Die Türmerin konnte ihre Wäsche in windiger Höhe trocknen und auch den Türmerkindern boten sich kleine Plätze zum Spielen in Sonne und Luft. Über der Türmerwohnung befanden sich zwei große Bodenkammern. Eine diente Schuhmachermeister Große als Werkstatt und die andere wurde ob der großen Kinderschar als Schlafraum genutzt. Nach dem Wohnbereich folgt die welsche Turmhaube mit acht Fenstern und es schließt sich die Turmlaterne an, die von Turmkugel und Wetterfahne gekrönt wird.
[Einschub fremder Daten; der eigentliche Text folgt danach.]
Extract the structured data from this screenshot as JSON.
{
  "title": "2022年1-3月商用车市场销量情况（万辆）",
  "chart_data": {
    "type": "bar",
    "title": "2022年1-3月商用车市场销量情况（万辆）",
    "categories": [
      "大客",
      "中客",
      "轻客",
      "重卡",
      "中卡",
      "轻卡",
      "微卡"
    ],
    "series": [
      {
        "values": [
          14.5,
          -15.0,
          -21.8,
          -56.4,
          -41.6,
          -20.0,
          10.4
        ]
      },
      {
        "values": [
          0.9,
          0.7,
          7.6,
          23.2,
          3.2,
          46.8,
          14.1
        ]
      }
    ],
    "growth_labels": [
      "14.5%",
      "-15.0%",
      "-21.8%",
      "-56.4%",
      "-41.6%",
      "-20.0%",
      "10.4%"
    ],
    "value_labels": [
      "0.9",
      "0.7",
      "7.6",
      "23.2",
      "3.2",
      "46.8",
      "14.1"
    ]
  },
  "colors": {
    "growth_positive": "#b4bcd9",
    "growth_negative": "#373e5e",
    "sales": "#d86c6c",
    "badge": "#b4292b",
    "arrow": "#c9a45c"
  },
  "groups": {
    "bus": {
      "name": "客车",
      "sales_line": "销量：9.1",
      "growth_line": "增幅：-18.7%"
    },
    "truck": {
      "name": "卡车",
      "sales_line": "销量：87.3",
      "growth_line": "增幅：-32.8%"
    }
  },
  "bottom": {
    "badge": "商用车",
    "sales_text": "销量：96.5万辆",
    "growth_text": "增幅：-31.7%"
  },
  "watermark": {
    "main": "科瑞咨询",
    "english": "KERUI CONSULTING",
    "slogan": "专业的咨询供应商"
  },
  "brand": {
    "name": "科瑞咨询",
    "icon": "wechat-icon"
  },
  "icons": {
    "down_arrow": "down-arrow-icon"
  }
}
Bis auf die Höhe der Turmhaube führen 185 Treppenstufen!
Wenn wir heute vom Turm von St. Nicolai über Döbeln und sein Panorama schauen, dann sehen wir wohl nur die romantische Seite des Türmerdaseins. Die Stunden zu einem gemütlichen Tabakpfeifchen auf einer Bank auf dem Turmumgang waren für den Türmer eher selten. Die Arbeit für die Stadt, die Kirche und den Nebenerwerb bescherte vorrangig Mühe und Entbehrung! Trotzdem war es wohl ein erfülltes Leben. Davon zeugen auch letztlich die vielen Dienstjahre, die Schuhmachermeister Große mit seiner Familie auf dem Turm verbrachte – von 1926 bis zum 1. April 1953! Und es geschahen da droben auch Dinge, die Schrecken auslösten, aber mit Humor geklärt wurden. Familie Große benutzte im Bereich des Ziehbodens in einem Bretterverschlag eine Toilette, die als Vorläufer der heutigen Dixi-Toiletten genannt werden kann. Unter besagter „Brille„ befand sich ein Behälter für die „Hinterlassenschaften„. Diese mussten einmal im Monat samt Behälter auf luftigem Wege den Turm verlassen. Einmal versagte dabei der Seilzug der Winde. Als sich die anrüchige Last noch in zwanzig Metern Höhe befand, da riss das Seil. Bottich samt Inhalt schlugen auf dem Kirchenvorplatz auf und der unaussprechbare Inhalt spritzte bis zu den Häusern der kleinen Kirchgasse. Diese standen damals weitaus näher zur Kirche als heute. Besonders Bäckermeister Böhme gegenüber dem Kirchenportal zeterte anfangs sehr, fiel dann aber auch in das Gelächter der anderen ein!
Ende des Jahres standen Arbeiten zur Sanierung von Kirche und Turm an. Im Turm wurden die Treppen gangbar gemacht, der Turmumgang erhielt eine schützende Kupferblechabdeckung und ein stabiles Geländer. Auch die Türmerwohnung soll, entsprechend ausgestattet, zu einem touristischen Leckerbissen in Döbeln werden.
Gerhard Heruth
"Traditions- und Förderverein Lessing-Gymnasium Döbeln" e.V.